Kendermedia Done Right

May 30, 2003 15:57 · 511 words · 3 minute read

Back in the heady days of 1999, everyone (and their sisters, brothers, parents, cousins) was sending off business plans to venture capitalists. I was part of that group. By February of 2000, I had a business plan that I was happy with and a financial model that looked like it would be solidly profitable. By the summer of 2000, I found the flaw in my model. Nick Denton has created what my model should have been.

Kendermedia was all about building niche-topic, “community-driven” sites. We would hire on a small staff for each site and produce content regularly that would keep people coming. The primary revenue source would be advertising, which sounded good at the time. Every site would also have other revenue sources.

The nice thing about this model was that there was a bunch of infrastructure that would be shared between the sites. Back in 1999, there weren’t 500 different blogging programs and 2 million blogs. I had written a Zope-based blog-like program and online store system that would be shared by every site. The only infrastructure that wouldn’t be shared would be the content itself.

The first site, which actually was running, was Byproducts.com, a humor site with a novelty shop as its other revenue source. There were plans for other sites, including a gadget site called GizmoWeb.

You may remember that spring of 2000 is when the tech stocks started dropping and the VCs started becoming more conservative. Here in Michigan, VCs have always been a bit more conservative than out on the west coast. Despite that, I was still shooting for some venture money, because I had a 20 page, reasonable spreadsheet model that said “here’s a profitable business”.
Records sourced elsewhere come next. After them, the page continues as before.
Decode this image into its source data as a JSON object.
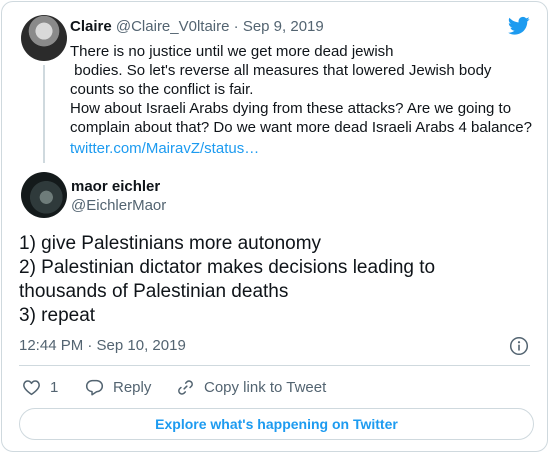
{
  "parent_tweet": {
    "name": "Claire",
    "handle": "@Claire_V0ltaire",
    "separator": "·",
    "date": "Sep 9, 2019",
    "text_lines": [
      "There is no justice until we get more dead jewish",
      " bodies. So let's reverse all measures that lowered Jewish body",
      "counts so the conflict is fair.",
      "How about Israeli Arabs dying from these attacks? Are we going to",
      "complain about that? Do we want more dead Israeli Arabs 4 balance?"
    ],
    "link": "twitter.com/MairavZ/status…"
  },
  "main_tweet": {
    "name": "maor eichler",
    "handle": "@EichlerMaor",
    "text_lines": [
      "1) give Palestinians more autonomy",
      "2) Palestinian dictator makes decisions leading to",
      "thousands of Palestinian deaths",
      "3) repeat"
    ],
    "timestamp": "12:44 PM · Sep 10, 2019"
  },
  "actions": {
    "like_count": "1",
    "reply_label": "Reply",
    "copy_link_label": "Copy link to Tweet"
  },
  "explore_label": "Explore what's happening on Twitter",
  "icons": {
    "brand": "twitter-bird-icon",
    "info": "info-icon",
    "like": "heart-icon",
    "reply": "speech-bubble-icon",
    "copy": "link-icon"
  },
  "colors": {
    "brand_blue": "#1d9bf0",
    "muted_text": "#536471",
    "border": "#cfd9de"
  }
}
As much as I worked on being accurate, some statistics were not easy to come by. When you’re selling advertising, your inventory is the amount of advertising spaces you have to sell. The most reliable thing I had heard was that a typical, successful site would sell 75% of its inventory. During the boom time, that seemed plausible. Sites like c|net and Yahoo! were profitable on the basis of ads at that point. But, in the summer of 2000, I finally found a reliable source that pegged the real number at 25%, meaning that 75% of available ad space simply goes unsold. When I plugged that number into my model, the company would have had an impossible deficit.

Nick Denton is doing something similar today, but he’s doing it in a realistic, sustainable-business sort of way. He hires an editor for his sites, keeps costs low and puts together appropriate advertising and marketing relationships. The risk is very low and the potential for profitability is pretty good. A focus site like Gizmodo can attract a good audience that likes to buy things. And, that’s just one of the sites. Keep adding more and it will grow into a solid business.

It’s nice to see that even in this economy with online advertising looking far worse than it did in 2000, a niche content company still has potential.